On The Bay

On The Bay

42nd Street and Coastal Highway

410-524-7070

August 23, 2010

Sweeter will be the word that comes to mind when you crack open the crabs from On The Bay. The seasoning is a doctored-up variation of J.O., a common crab seasoning. But On The Bay’s version is one where your mouth isn’t burning after your sixth or seventh or tenth crab. I’m not sure what happens after No. 10, we only ate 20 crabs of our ½ bushel during our first sitting.

Co-owner Rosemary Corbey will tell you there’s no cayenne. You and your kids already get sunburned at the beach. Why make it worse by having your lips burn? Their own seasoning is one reason the crabs Corbey and partner Rob Wyne sell stand out, but it’s not the only one.

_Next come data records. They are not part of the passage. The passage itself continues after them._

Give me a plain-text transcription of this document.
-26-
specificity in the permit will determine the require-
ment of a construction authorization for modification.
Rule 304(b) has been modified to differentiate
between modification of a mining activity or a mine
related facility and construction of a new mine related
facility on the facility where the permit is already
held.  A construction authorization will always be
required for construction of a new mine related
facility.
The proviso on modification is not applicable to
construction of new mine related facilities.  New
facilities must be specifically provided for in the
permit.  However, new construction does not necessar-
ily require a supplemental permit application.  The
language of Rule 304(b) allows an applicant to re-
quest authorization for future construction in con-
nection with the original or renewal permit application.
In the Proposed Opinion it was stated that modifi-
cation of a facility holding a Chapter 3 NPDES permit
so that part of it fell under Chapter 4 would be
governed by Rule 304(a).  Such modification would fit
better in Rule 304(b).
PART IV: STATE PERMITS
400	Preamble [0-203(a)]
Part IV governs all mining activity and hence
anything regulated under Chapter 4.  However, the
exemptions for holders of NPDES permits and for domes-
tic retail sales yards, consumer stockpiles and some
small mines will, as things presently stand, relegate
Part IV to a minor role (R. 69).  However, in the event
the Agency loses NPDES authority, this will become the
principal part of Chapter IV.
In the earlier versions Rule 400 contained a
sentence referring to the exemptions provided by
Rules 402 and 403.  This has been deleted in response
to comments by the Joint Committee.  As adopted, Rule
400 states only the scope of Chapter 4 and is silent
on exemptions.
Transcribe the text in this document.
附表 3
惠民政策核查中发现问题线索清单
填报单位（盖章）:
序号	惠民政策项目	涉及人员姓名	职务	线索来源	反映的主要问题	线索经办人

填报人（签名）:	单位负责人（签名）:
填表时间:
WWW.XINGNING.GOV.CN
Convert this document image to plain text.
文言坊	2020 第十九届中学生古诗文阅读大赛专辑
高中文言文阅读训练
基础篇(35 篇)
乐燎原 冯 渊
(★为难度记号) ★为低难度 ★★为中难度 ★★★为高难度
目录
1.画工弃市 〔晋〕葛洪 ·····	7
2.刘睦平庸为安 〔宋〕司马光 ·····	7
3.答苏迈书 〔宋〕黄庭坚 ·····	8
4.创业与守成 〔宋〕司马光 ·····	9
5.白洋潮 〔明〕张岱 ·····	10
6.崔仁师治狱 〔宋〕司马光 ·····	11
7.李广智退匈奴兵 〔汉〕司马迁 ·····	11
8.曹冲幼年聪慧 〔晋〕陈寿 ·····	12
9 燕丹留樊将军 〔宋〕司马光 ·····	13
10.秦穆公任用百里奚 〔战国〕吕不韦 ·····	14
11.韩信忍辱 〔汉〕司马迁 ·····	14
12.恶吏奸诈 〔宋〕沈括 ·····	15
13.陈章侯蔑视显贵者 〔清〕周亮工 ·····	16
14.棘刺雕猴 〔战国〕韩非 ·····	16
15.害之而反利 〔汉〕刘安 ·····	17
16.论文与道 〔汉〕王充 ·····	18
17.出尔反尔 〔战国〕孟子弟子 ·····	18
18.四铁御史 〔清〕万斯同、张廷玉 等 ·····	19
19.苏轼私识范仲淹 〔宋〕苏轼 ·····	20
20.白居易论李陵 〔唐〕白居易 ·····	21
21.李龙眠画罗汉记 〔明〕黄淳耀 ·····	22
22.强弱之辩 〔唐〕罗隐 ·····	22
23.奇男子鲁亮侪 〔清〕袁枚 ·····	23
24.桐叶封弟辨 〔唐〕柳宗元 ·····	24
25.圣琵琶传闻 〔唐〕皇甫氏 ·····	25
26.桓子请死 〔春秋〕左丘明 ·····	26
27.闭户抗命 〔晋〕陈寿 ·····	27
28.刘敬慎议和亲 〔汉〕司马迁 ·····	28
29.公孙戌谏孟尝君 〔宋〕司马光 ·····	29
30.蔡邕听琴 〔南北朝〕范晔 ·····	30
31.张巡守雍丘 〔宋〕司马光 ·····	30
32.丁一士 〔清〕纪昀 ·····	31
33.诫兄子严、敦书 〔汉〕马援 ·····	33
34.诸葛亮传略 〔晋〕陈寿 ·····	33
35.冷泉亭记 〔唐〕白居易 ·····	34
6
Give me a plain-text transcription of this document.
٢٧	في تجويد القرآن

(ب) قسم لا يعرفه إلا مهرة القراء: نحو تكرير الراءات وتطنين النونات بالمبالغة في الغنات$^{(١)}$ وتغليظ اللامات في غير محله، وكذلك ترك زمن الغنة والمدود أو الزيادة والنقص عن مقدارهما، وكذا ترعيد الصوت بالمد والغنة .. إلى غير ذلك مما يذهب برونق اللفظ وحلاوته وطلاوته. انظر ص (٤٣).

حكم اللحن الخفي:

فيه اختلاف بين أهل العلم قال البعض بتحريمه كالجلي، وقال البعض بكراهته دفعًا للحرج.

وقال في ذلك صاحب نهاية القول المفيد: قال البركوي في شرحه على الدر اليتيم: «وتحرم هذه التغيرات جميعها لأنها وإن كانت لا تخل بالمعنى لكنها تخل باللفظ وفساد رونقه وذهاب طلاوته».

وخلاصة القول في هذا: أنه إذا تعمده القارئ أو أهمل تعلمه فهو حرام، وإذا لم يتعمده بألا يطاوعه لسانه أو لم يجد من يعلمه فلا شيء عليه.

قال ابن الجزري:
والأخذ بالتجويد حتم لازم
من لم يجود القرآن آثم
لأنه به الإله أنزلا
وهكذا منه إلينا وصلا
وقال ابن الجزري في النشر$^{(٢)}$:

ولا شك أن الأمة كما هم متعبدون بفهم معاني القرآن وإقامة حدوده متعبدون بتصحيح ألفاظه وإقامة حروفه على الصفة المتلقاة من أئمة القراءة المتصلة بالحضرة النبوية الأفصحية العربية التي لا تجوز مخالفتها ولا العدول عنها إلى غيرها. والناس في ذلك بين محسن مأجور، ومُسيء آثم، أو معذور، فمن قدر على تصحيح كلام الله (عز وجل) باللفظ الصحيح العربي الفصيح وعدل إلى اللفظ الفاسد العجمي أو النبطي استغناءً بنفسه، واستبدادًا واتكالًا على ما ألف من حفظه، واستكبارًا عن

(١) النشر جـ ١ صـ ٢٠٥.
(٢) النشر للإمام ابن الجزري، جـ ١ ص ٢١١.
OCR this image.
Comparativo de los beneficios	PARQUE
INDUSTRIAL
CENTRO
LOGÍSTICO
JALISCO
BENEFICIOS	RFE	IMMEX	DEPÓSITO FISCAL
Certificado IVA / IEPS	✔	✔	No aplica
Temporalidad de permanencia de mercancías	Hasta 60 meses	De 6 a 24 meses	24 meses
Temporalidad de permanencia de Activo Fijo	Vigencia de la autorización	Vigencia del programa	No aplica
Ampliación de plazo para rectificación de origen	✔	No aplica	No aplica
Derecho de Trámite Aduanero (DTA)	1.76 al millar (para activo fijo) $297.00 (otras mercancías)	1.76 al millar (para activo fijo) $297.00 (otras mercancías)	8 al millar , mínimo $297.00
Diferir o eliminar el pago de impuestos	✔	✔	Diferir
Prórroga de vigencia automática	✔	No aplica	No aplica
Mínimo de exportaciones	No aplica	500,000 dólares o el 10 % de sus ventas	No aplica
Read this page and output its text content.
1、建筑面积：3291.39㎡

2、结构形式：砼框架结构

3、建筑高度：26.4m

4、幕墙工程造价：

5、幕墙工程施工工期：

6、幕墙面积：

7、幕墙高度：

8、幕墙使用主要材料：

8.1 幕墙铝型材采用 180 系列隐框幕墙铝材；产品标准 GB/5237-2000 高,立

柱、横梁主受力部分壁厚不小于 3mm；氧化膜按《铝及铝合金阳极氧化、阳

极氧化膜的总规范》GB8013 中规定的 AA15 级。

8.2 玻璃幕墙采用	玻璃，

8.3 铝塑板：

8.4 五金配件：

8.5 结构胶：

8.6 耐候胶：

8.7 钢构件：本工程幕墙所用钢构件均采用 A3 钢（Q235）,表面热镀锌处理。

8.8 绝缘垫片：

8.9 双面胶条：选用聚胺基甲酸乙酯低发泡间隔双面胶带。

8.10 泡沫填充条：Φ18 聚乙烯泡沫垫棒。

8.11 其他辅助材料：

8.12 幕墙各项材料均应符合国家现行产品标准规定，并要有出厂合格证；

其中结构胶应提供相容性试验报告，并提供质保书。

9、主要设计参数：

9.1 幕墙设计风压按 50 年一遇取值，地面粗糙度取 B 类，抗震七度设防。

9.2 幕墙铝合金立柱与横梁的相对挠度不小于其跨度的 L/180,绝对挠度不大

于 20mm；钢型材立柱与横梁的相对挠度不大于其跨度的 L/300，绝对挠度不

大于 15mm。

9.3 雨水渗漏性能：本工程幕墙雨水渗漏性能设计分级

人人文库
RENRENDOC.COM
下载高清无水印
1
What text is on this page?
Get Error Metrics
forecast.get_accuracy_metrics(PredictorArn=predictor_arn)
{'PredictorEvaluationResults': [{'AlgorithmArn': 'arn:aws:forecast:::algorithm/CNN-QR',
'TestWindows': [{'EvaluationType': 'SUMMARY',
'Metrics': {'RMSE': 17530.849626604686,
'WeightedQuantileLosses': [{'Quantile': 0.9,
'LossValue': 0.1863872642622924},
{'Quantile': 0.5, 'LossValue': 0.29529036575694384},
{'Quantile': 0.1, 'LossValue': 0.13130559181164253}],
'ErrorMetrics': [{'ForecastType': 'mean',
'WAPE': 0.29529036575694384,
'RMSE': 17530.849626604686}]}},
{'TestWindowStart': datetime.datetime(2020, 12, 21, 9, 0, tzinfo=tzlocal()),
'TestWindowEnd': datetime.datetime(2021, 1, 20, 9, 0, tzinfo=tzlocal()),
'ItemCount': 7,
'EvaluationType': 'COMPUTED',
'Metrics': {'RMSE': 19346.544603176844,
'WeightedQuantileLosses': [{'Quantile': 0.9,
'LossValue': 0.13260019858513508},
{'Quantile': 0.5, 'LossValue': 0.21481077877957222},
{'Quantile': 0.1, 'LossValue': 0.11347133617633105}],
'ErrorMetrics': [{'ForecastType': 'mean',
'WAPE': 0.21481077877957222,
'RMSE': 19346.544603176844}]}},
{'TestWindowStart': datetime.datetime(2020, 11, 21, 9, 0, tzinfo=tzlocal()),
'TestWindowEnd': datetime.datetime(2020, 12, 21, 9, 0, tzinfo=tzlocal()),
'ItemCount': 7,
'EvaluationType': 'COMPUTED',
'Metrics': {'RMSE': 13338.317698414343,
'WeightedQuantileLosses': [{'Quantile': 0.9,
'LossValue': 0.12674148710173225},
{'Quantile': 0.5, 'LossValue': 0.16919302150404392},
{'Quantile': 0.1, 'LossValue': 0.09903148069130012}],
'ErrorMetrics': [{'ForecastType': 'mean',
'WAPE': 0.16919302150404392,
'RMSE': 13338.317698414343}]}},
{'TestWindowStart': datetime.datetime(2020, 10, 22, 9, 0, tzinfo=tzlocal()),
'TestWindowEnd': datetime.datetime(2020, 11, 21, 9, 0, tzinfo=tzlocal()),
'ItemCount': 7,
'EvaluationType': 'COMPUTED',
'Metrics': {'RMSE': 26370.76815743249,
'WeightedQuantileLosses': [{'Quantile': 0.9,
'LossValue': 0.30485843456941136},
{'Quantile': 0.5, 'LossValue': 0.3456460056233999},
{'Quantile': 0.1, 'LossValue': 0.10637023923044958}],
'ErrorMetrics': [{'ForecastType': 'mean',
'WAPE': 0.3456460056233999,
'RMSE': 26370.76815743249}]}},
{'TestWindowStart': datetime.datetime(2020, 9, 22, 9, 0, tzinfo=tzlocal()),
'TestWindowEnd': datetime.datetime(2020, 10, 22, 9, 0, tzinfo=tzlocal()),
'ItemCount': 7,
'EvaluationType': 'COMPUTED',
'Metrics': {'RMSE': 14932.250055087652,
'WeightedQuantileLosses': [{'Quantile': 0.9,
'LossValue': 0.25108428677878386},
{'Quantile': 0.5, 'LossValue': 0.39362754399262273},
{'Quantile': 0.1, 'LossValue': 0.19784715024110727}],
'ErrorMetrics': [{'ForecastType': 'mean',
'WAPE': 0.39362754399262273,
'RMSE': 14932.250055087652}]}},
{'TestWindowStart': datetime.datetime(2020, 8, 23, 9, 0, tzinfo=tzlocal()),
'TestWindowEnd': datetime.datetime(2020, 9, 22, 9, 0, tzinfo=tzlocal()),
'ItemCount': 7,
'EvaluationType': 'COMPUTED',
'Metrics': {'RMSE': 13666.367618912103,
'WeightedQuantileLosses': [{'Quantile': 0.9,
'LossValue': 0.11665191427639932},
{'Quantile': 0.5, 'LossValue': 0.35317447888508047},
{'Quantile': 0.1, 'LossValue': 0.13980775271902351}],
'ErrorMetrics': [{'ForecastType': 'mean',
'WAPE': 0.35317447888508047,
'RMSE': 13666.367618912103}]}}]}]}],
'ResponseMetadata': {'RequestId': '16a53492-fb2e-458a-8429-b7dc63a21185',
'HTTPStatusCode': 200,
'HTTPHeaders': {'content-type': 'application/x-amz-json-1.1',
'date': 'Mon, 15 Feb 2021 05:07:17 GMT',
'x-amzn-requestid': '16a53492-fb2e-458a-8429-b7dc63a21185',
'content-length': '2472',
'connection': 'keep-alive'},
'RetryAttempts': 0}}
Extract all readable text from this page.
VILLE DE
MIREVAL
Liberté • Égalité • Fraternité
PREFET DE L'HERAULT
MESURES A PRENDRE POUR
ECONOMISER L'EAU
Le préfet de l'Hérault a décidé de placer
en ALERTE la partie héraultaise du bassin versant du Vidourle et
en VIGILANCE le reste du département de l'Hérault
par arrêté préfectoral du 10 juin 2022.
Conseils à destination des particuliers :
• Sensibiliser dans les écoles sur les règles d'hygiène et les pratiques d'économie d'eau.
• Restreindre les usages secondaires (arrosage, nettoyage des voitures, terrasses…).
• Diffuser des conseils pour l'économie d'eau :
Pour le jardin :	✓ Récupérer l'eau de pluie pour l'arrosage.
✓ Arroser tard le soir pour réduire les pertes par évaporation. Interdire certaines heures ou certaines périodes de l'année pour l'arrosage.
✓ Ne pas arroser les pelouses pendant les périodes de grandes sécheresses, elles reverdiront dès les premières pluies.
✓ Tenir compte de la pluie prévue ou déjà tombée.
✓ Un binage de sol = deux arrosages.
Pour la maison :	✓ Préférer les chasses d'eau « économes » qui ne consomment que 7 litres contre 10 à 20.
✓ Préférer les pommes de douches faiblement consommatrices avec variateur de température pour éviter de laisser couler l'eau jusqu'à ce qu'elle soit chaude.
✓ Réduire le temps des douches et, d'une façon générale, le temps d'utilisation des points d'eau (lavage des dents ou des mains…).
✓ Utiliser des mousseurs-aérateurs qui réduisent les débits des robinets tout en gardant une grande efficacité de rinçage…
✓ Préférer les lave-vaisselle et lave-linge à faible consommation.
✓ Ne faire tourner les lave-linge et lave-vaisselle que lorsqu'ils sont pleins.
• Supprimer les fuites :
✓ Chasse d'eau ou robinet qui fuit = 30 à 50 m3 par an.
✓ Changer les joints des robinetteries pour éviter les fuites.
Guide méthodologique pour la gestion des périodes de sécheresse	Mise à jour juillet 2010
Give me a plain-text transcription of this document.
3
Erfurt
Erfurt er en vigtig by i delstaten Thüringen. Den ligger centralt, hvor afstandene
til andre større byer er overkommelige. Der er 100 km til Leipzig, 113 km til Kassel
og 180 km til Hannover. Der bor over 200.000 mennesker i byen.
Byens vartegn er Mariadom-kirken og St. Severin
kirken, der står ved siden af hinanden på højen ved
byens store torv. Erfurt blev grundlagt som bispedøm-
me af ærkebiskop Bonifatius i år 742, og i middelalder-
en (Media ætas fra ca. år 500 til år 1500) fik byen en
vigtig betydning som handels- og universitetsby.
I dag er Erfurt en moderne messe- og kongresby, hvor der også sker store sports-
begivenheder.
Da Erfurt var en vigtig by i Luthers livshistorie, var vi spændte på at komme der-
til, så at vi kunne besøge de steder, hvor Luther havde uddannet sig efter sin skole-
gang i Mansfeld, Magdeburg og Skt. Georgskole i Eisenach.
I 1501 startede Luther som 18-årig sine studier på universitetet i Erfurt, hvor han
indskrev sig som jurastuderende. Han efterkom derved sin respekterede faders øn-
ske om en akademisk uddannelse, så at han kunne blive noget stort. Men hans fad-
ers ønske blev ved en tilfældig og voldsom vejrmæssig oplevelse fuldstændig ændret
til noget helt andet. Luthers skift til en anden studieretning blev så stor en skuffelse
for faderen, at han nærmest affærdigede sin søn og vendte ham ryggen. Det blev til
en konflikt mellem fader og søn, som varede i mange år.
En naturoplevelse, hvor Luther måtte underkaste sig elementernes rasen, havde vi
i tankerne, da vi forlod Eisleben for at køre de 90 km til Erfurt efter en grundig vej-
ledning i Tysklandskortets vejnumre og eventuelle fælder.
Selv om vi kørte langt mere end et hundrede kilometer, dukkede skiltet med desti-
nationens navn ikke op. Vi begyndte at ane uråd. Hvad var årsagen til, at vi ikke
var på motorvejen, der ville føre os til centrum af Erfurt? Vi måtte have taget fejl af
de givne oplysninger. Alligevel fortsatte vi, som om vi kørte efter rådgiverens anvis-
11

Corbey is one of those crab shack folks you’ll remember. She tells you about the crabs as she’s ringing you up at the register. She then makes the rounds and talks with her customers as they eat their crabs on a sandy beach of long, white wooden picnic tables outside. There’s no inside seating. On the night we were there Corbey took great care to make sure it was OK to seat us at the same picnic table as another family to ensure we were in the shade.

It used to be that everybody got a picnic table under a bright blue umbrella, but now On The Bay has an under-cover pavilion. The new shady area, complete with overhead fans and decorations of Canadian goose decoys and buoys, makes the outdoor eating experience one you’ll enjoy. Trust me on this one. You will want to be under cover. On The Bay is a people-loving kind of place where you end up chatting with the family next to you because, well, you want to. How else would I know that the guy next to us was a veteran who grew up on a dairy farm in upstate New York, served in the first Gulf War and now works construction in Arizona? His family ended up at On The Bay because another restaurant down the road served crab cakes that were mostly filling, and they never had that problem at On The Bay.

Of course, if you don’t like Jimmy Buffet music, you’ll need to take your crabs home. Buffet plays endlessly here, and yes, the 20-somethings who are customers do like to sing “Cheeseburger in Paradise” while chugging back their beers and pigging out on the $25 crab feast. With Coastal Highway as their backdrop (On The Bay is on the ocean side of the highway), singing outdoors is acceptable. On the five-point scale, On The Bay gets a 5 for atmosphere.

For taste and size, the crabs are solid 4s. The sweetness is a change of delightful change of pace. At $50/dozen for medium-large crabs, we knew we’d eat 1 ½ dozen. Since it’s never really certain in Ocean City what a medium-large crab is, we opted for a different strategy. Rather than pay $75 for a 1 ½ dozen, we decided to blow another $5 and get a ½ bushel. Having previously eaten at On The Bay, I didn’t think it would be too much of a risk. For our $80, we ended up with 36 decent sized crabs. There were no wimpy crabs (by wimpy, I mean light or watery) in the ½ bushel. Many of the crabs had that blackened look they get when they’ve been buried down and allowed to mature, ie. not caught too young in life.  For the two of us, this translated into dinner one night, lunch the next day and a bunch of claws and legs for an upcoming soup. The ½ bushel option gets a 5 on my value scale.

While you might expect to find Chesapeake Bay crabs in Ocean City, Corbey tells you up front that the crabs are from North Carolina. On The Bay has a crab plant in North Carolina and three people who crab for the restaurant. Corbey says having the Outer Banks operation gives On The Bay a reliable source of crabs and lets the restaurant dictate quality control. The business model seems to work. While a transport company sometimes delivers the crabs to Salisbury for On The Bay, that wasn’t the case the night we were there. Instead, Corbey, who said the restaurant needed crabs, was waiting for Wyne to arrive from North Carolina. In this case, reliability isn’t a bay away, it’s a highway away. But from the customer perspective, it doesn’t matter. In Ocean City, On The Bay is a journey worth taking – if you love crabs and good service.